Son retour à Beyrouth était voulu. « J’avais des comptes à régler avec ce pays, explique-t-elle. Beyrouth est le prolongement de mon être. Cette connexion est viscérale. » Son public, qui va des curieux d’une vingtaine d’années aux professionnels de l’industrie, est attiré par sa capacité à transformer les repas en un voyage immersif qui suscite une réflexion. Des personnes comme Christina Assi, Andrea Bouez et des PDG de renom font partie des nombreuses personnes qui ont assisté à ses expériences stimulantes.

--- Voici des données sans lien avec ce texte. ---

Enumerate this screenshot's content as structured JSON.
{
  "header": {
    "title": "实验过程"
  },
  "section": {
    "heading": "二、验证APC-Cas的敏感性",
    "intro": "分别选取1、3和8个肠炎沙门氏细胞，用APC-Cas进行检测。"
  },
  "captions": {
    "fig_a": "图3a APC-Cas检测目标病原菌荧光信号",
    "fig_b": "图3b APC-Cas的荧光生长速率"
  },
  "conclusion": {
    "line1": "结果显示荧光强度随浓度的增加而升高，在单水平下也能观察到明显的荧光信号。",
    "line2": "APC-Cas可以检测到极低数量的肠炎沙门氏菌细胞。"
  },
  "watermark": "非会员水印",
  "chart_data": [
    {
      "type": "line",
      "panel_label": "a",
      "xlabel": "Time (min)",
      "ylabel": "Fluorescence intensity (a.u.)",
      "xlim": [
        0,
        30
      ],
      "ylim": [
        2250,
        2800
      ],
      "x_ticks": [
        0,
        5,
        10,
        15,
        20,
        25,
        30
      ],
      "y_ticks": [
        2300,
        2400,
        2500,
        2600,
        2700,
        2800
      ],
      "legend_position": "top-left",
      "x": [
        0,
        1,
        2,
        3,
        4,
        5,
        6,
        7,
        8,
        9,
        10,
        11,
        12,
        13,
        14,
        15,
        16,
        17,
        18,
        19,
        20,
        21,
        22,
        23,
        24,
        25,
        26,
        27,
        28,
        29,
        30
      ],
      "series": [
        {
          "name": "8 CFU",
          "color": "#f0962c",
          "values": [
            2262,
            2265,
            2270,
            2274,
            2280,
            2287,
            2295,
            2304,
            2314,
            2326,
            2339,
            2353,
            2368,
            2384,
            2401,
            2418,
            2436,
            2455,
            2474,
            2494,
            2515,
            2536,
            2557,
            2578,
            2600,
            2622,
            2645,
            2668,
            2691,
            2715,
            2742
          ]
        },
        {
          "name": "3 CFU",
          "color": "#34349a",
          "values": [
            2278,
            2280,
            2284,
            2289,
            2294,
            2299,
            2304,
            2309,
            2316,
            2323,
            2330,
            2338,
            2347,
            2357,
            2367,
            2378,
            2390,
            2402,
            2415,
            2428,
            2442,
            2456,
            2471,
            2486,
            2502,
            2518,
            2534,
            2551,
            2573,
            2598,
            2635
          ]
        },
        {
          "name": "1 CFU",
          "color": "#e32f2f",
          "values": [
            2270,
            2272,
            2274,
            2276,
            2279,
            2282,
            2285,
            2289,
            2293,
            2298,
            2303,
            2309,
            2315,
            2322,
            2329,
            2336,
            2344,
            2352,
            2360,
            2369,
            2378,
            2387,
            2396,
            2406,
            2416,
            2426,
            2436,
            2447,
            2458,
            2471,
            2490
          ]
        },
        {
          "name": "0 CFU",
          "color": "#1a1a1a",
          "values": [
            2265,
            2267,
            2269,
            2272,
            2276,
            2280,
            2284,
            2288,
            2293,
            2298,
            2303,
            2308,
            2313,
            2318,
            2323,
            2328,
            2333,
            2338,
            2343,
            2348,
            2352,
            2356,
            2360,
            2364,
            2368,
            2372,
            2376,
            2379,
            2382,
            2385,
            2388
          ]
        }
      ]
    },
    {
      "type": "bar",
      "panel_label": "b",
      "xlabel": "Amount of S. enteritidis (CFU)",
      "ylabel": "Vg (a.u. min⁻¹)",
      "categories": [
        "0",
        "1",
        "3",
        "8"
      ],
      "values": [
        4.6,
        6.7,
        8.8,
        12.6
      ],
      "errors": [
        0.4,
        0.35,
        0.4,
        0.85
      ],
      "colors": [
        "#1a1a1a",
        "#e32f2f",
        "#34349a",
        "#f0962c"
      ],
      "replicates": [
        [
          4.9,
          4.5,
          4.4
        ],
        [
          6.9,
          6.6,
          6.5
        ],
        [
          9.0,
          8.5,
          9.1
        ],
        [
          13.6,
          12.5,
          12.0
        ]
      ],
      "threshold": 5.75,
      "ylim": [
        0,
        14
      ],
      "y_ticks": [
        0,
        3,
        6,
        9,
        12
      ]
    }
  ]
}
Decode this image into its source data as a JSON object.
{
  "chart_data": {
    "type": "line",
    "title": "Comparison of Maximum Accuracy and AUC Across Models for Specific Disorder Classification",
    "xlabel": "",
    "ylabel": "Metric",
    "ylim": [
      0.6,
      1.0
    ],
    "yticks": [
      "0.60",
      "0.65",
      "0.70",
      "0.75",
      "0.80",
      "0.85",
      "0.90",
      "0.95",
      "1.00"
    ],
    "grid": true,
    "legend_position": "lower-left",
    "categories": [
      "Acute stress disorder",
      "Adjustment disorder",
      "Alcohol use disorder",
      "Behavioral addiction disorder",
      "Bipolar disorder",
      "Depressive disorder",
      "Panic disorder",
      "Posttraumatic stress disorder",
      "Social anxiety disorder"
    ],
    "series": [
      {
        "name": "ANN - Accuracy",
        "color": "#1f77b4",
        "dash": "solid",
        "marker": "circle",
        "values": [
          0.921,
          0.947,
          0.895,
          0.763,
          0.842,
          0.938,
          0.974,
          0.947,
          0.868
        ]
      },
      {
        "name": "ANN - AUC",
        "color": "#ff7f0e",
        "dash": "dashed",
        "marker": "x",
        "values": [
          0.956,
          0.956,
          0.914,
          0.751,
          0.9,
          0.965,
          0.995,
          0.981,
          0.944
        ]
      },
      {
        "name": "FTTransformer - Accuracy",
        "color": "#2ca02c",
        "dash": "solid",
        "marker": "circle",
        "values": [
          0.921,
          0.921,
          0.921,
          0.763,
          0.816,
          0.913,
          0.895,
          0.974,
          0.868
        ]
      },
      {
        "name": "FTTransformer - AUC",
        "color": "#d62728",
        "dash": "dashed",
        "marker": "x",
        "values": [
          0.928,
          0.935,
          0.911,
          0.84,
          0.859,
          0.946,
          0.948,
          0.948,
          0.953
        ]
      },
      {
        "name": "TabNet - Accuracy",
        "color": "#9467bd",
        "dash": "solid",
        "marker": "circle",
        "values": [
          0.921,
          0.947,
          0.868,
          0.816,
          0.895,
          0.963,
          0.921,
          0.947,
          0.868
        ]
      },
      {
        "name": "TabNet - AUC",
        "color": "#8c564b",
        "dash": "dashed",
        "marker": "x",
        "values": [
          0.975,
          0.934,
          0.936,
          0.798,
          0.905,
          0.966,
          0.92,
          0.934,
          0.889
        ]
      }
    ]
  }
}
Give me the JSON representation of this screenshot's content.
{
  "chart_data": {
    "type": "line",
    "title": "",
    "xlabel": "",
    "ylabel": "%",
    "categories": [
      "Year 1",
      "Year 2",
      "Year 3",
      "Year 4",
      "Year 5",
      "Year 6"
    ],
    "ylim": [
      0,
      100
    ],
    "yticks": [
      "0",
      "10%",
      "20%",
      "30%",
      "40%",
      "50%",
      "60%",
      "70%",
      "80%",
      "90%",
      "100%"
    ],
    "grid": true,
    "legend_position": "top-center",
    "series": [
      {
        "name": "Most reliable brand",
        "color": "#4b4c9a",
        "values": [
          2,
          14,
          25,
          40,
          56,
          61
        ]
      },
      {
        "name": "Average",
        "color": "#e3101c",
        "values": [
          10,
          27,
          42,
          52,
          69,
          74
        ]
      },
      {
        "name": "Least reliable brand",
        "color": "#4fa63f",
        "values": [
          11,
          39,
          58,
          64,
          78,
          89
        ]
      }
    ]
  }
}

« Je ne suis pas très croyante, mais j’aspire à un rythme de vie qui me vient un peu de l’extérieur, explique enfin Amelia. Et si certains y parviennent grâce à la religion, je pense qu’on peut aussi y parvenir grâce à la lune (...). Le dîner nous a montré de nouvelles façons d’appréhender la lune et d’autres éléments de l’univers. » La soirée s’est achevée par une savoureuse infusion de thé à la fraise, servie pour « clore le cercle » – une métaphore finale pour une soirée dédiée aux cycles de la nature et humains, à la réflexion et à la connexion.
Le prochain événement de Yasmine Moufti « Digesting Chaos » aura lieu du 15 au 22 avril à Takeover Art Gallery.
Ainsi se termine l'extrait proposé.